Quoi qu’il en soit, la phrase d’Aristophane de Byzance, que nous avons citée plus haut, a été le fondement de toutes les conjectures qu’on a formées sur la date de la représentation d’Antigone. L’époque de la guerre de Samos sert à la fixer d’une manière approximative ; cependant les opinions varient entre celles de M. Bœckh, qui s’arrête à la troisième année de la quatre-vingt-quatrième olympiade, ou 442 avant notre ère, et celle de Seidler, qui propose la première année de la quatre-vingt-cinquième olympiade, ou 440 avant Jésus-Christ. Wex et Suvern adoptent une opinion intermédiaire, c’est-à-dire l’olympiade 84, 4, ou 441 avant Jésus-Christ. Enfin Bothe pense qu’il faut entendre ici la seconde guerre de Samos, qui eut lieu sous l’archonte Morychidés, olympiade 85, 1=439 ; et que la pièce fut jouée cette année-là même.
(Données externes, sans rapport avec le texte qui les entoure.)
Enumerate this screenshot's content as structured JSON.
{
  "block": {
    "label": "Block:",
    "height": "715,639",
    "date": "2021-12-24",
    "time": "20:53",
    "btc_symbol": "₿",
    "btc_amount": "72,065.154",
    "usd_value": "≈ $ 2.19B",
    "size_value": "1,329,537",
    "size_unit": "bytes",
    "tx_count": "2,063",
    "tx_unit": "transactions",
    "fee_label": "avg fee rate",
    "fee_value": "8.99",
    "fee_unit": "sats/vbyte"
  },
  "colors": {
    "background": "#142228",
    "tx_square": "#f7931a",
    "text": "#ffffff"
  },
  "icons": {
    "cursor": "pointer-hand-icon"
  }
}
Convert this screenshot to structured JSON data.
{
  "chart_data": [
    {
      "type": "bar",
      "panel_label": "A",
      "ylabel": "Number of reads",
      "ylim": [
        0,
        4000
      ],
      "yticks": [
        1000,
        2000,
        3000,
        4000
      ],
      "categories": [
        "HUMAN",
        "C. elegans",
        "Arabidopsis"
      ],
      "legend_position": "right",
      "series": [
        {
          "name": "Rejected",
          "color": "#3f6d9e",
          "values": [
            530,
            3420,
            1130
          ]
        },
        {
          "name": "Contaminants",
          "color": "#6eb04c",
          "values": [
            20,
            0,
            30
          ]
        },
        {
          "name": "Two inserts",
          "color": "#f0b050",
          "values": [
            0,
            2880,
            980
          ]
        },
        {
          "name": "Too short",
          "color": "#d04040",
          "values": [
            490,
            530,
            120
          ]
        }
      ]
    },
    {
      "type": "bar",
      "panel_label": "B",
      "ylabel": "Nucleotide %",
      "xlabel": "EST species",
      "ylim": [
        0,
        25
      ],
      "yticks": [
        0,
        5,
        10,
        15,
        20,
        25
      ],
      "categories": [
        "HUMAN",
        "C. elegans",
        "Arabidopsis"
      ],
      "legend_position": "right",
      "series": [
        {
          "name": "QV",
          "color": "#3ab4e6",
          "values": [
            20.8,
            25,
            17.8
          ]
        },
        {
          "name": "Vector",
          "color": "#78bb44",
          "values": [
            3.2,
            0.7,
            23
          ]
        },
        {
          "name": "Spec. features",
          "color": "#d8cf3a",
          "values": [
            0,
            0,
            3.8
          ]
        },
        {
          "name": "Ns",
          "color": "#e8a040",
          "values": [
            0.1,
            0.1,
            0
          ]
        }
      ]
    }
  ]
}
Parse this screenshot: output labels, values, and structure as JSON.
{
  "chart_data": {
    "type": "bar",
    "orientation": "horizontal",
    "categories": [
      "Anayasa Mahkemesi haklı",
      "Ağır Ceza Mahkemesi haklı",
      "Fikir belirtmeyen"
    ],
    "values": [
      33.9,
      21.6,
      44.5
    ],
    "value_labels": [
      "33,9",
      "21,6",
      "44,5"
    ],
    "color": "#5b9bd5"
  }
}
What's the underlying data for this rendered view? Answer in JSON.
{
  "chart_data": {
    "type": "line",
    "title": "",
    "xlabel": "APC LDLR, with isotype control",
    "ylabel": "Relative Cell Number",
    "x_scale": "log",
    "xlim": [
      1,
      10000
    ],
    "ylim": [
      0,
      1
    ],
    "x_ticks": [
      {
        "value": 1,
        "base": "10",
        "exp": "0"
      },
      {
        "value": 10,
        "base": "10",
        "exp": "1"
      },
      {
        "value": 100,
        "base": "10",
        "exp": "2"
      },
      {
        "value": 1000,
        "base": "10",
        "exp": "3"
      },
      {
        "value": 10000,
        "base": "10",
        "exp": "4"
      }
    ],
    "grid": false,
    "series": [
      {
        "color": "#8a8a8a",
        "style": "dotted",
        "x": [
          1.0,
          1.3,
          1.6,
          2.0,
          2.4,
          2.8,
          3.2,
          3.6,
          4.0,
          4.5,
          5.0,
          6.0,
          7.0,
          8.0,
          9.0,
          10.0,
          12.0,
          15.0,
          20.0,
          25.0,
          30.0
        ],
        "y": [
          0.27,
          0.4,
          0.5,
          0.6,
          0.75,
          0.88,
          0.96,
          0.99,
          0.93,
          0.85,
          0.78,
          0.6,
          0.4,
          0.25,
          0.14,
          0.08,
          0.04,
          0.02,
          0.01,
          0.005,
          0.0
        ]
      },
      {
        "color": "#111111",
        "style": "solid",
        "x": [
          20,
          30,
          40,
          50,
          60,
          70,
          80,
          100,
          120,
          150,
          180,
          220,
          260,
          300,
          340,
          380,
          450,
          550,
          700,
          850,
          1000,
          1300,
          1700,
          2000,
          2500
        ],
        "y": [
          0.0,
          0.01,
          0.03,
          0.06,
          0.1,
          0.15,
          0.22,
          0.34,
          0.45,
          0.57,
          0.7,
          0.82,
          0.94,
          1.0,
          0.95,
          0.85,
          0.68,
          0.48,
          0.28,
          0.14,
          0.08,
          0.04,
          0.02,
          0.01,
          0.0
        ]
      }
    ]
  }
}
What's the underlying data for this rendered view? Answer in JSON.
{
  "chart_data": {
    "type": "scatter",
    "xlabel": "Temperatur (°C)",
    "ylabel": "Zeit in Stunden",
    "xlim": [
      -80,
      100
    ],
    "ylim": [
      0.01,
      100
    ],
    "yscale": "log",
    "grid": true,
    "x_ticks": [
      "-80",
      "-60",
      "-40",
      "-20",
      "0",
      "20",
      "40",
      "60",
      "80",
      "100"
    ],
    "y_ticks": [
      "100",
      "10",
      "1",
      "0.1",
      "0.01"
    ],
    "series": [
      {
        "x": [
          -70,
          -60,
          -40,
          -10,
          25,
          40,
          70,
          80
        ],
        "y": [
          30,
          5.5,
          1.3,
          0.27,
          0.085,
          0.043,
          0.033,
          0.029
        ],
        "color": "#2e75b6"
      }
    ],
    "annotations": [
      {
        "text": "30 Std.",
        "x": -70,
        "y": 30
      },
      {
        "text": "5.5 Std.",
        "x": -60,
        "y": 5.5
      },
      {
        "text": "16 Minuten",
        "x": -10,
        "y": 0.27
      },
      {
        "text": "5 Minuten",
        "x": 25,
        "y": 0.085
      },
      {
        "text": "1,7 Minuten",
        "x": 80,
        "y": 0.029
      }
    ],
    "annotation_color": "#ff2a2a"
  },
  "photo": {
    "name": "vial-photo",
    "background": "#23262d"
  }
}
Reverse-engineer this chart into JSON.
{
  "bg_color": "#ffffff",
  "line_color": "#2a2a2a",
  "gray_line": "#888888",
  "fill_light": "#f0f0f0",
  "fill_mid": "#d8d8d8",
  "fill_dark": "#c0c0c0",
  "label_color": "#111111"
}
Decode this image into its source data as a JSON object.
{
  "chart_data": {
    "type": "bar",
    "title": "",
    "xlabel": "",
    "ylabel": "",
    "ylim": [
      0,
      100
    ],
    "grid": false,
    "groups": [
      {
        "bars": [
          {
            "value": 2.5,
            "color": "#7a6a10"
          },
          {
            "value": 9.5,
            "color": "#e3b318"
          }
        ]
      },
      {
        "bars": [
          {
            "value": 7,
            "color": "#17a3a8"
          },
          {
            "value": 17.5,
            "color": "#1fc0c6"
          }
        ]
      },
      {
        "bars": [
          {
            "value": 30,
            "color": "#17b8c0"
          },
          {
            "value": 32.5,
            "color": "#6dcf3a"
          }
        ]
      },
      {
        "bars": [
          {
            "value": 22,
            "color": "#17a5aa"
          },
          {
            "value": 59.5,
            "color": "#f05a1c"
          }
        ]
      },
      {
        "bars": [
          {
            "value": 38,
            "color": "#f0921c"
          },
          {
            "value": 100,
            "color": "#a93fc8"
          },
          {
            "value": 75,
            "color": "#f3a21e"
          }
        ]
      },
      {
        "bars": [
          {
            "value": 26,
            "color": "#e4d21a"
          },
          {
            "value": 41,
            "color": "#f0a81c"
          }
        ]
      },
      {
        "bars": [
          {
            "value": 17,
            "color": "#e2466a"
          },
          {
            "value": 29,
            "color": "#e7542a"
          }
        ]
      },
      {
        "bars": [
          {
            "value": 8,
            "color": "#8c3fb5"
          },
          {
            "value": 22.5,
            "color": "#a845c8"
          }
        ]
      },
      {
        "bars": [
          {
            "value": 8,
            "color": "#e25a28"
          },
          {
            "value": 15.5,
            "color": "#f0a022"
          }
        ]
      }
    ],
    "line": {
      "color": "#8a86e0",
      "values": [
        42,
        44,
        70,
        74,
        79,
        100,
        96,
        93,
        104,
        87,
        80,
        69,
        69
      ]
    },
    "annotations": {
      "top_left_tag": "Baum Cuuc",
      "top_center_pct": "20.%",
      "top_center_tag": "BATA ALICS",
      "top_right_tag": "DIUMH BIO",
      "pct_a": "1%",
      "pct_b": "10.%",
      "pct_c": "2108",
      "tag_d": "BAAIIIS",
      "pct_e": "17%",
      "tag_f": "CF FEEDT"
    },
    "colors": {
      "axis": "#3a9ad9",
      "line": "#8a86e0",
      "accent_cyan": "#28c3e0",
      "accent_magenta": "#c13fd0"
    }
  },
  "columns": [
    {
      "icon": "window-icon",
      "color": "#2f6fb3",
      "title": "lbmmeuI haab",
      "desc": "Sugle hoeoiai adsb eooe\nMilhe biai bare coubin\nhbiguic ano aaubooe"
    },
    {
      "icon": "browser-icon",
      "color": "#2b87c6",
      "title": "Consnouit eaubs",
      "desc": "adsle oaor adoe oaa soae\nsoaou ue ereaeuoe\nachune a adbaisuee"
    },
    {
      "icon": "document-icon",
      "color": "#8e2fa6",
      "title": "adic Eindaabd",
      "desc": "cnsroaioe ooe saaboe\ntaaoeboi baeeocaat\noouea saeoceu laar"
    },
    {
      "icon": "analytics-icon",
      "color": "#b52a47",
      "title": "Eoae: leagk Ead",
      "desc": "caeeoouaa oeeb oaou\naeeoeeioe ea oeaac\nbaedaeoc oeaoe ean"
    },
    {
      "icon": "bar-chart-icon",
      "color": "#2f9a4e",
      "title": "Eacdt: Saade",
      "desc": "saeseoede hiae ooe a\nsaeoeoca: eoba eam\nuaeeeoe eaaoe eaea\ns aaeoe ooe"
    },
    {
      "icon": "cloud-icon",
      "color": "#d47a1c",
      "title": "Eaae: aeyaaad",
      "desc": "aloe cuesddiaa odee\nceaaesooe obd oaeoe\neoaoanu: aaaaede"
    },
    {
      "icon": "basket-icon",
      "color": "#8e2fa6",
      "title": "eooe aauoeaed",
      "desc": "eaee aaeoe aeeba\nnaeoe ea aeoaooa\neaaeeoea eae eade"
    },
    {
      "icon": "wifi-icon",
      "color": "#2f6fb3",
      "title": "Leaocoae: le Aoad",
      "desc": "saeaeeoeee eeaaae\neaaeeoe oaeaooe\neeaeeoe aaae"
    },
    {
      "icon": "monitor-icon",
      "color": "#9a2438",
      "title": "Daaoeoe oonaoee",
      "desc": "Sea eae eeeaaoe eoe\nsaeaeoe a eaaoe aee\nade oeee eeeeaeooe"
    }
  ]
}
Selon Aristophane de Byzance, l’Antigone était la trente-deuxième pièce de Sophocle. Si l’on admet l’opinion la plus accréditée, qui place sa naissance à l’an 495 , il aurait eu cinquante et quelques années lorsqu’il fit jouer cette tragédie. Il était alors dans la force de son génie, qui d’ailleurs se maintint longtemps dans tout son éclat, puisque la plupart des chefs-d’œuvre qui nous restent de lui, sont postérieurs a l’Antigone.